The Covid-19 pandemic caused a disruption in human capital at critical moments in the life cycle, derailing the development of millions of children and young people in low- and middle-income countries, according to the first analysis of global data on young people who were under the age of 25 at the onset of the pandemic.
“Targeted policies to reverse the losses in foundational learning, health and skills are critical to avoid jeopardising the development of multiple generations,” says World Bank Group president David Malpass.
“The pandemic and school closures threatened to wipe out decades of progress in building human capital. Countries need to chart a new course for greater human capital investments to help citizens become more resilient to the overlapping threats of health shocks, conflict, slow growth and climate change, and also lay a solid foundation for faster, more inclusive growth,” he said.
The World Bank 'Collapse and Recovery: How Covid-19 Eroded Human Capital and What to Do About It' report analyses global data on the pandemic’s impacts on young people at key developmental stages of early childhood (up to five years), school age (between 6 and 14 years) and youth (between 15 and 24 years old).
The report found that today’s students could lose up to 10% of their future earnings owing to Covid-19-induced education shocks, while the cognitive deficit in today’s toddlers could translate into a 25% decline in earnings when these children are adults.
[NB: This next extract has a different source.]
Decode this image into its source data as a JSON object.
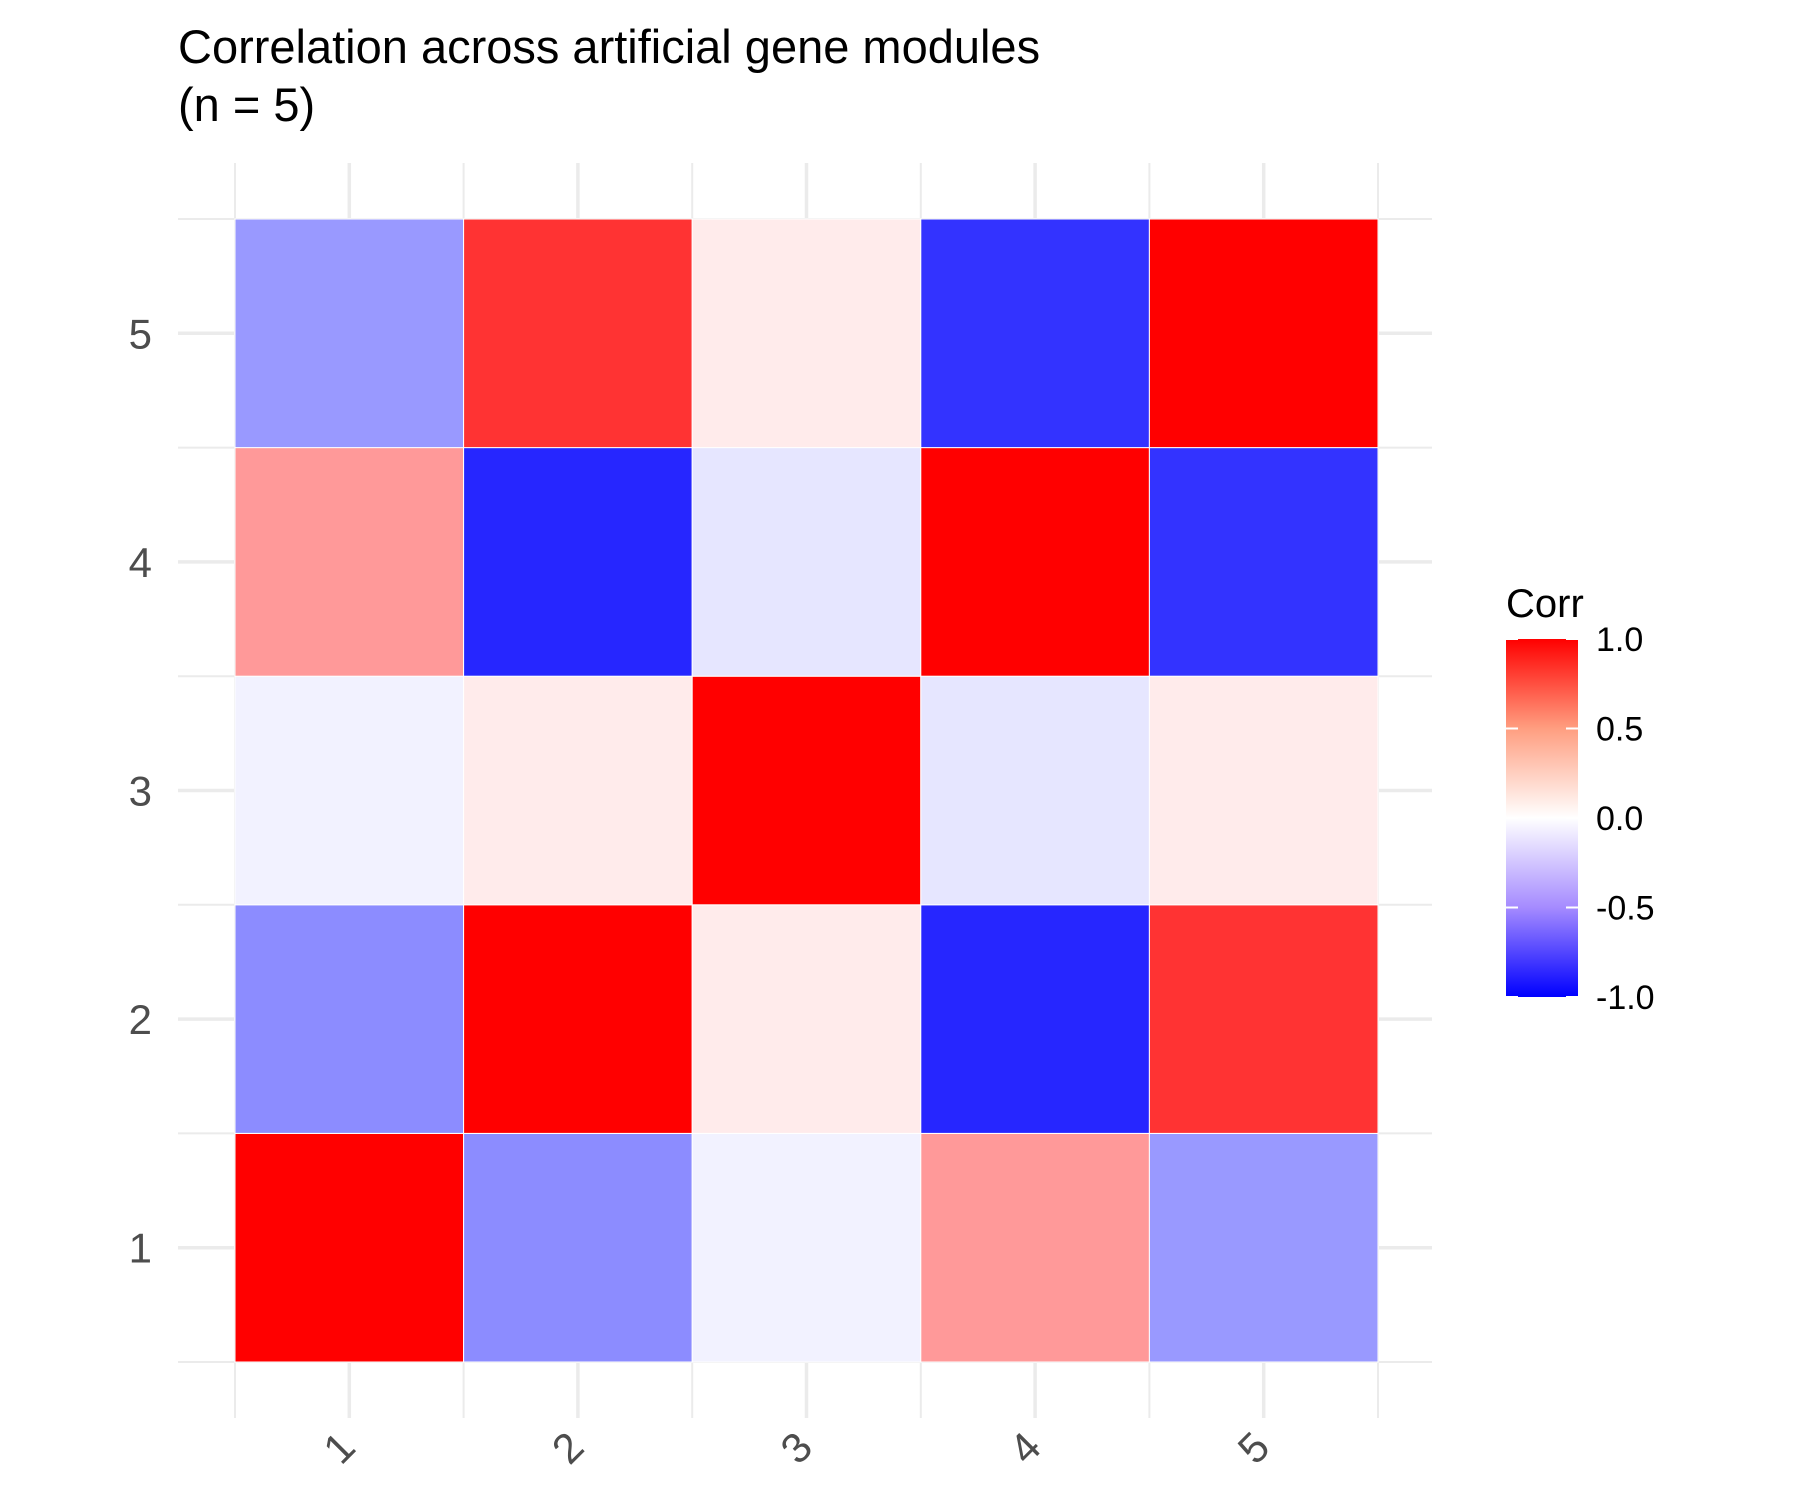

In low- and middle-income countries, nearly one-billion children missed out on at least a full year of in-person schooling owing to school closures, and more than 700-million missed one-and-a-half years. As a result, learning poverty, which was already 57% before the pandemic, has increased further in these countries, with an estimated 70% of ten-year-olds unable to understand a basic written text.
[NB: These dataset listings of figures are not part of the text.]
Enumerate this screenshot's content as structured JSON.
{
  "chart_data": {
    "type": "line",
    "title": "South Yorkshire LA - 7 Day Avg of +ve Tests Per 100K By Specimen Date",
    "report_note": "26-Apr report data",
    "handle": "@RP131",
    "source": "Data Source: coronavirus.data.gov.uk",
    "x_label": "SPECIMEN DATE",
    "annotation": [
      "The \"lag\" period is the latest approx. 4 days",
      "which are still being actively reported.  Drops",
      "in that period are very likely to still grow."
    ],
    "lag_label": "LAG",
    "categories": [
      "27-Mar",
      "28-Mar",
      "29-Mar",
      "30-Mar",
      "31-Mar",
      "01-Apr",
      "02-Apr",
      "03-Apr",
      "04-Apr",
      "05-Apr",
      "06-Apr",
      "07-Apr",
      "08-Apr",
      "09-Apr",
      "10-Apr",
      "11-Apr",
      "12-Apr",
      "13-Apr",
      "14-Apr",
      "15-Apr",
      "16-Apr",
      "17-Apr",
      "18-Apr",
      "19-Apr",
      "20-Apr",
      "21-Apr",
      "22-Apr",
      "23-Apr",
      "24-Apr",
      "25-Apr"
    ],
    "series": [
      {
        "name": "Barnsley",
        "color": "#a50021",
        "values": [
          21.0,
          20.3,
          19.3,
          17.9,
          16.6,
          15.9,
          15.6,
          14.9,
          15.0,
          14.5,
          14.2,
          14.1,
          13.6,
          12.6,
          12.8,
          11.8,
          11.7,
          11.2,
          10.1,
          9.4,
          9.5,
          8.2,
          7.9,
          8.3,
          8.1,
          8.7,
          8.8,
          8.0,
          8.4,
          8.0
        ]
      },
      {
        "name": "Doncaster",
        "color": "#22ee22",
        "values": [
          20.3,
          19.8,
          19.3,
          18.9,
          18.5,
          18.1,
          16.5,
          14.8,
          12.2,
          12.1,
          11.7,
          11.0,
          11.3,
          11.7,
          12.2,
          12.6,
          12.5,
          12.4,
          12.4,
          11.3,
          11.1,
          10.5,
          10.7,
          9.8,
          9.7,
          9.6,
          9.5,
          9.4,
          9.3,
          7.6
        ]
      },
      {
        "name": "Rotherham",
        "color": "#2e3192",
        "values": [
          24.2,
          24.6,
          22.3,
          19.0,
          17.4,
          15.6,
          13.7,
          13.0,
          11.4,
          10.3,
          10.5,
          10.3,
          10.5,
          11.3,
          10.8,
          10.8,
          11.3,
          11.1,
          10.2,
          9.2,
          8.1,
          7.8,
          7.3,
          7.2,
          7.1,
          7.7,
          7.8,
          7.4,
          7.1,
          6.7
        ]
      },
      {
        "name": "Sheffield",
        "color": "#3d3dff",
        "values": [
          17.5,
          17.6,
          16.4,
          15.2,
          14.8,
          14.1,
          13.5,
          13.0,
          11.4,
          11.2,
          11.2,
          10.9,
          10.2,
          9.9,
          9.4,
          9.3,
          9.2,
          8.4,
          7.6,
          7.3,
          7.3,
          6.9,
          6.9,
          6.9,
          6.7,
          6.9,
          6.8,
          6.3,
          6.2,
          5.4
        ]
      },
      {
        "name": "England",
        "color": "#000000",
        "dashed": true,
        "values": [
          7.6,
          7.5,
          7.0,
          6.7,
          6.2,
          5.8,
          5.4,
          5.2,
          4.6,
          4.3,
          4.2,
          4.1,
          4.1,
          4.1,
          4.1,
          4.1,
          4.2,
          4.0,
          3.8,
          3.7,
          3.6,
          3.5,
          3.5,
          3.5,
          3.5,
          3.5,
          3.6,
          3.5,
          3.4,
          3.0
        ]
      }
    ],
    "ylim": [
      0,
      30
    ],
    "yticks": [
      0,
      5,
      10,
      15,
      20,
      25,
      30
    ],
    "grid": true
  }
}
“Human capital, which is the knowledge, skills, and health that people accumulate over their lives, is key to unlocking a child’s potential and enabling countries to achieve a resilient recovery and strong future growth. The pandemic shuttered schools and places of employment and disrupted other key services that protect and promote human capital, such as maternal and child healthcare and job training,” Malpass adds.
The window for addressing setbacks in human capital accumulation is small, as gaps in early stages of the lifecycle tend to widen over time. Without urgent action, the pandemic also threatens to deepen poverty and inequality.
In the short term, for young children, countries should support targeted campaigns for vaccinations and nutritional supplementation, increase access to pre-primary education and expand coverage of cash transfers for vulnerable families.
Further, for school-age children, governments need to keep schools open and increase instructional time; assess learning and match instruction to students’ learning levels; and streamline the curriculum to focus on foundational learning.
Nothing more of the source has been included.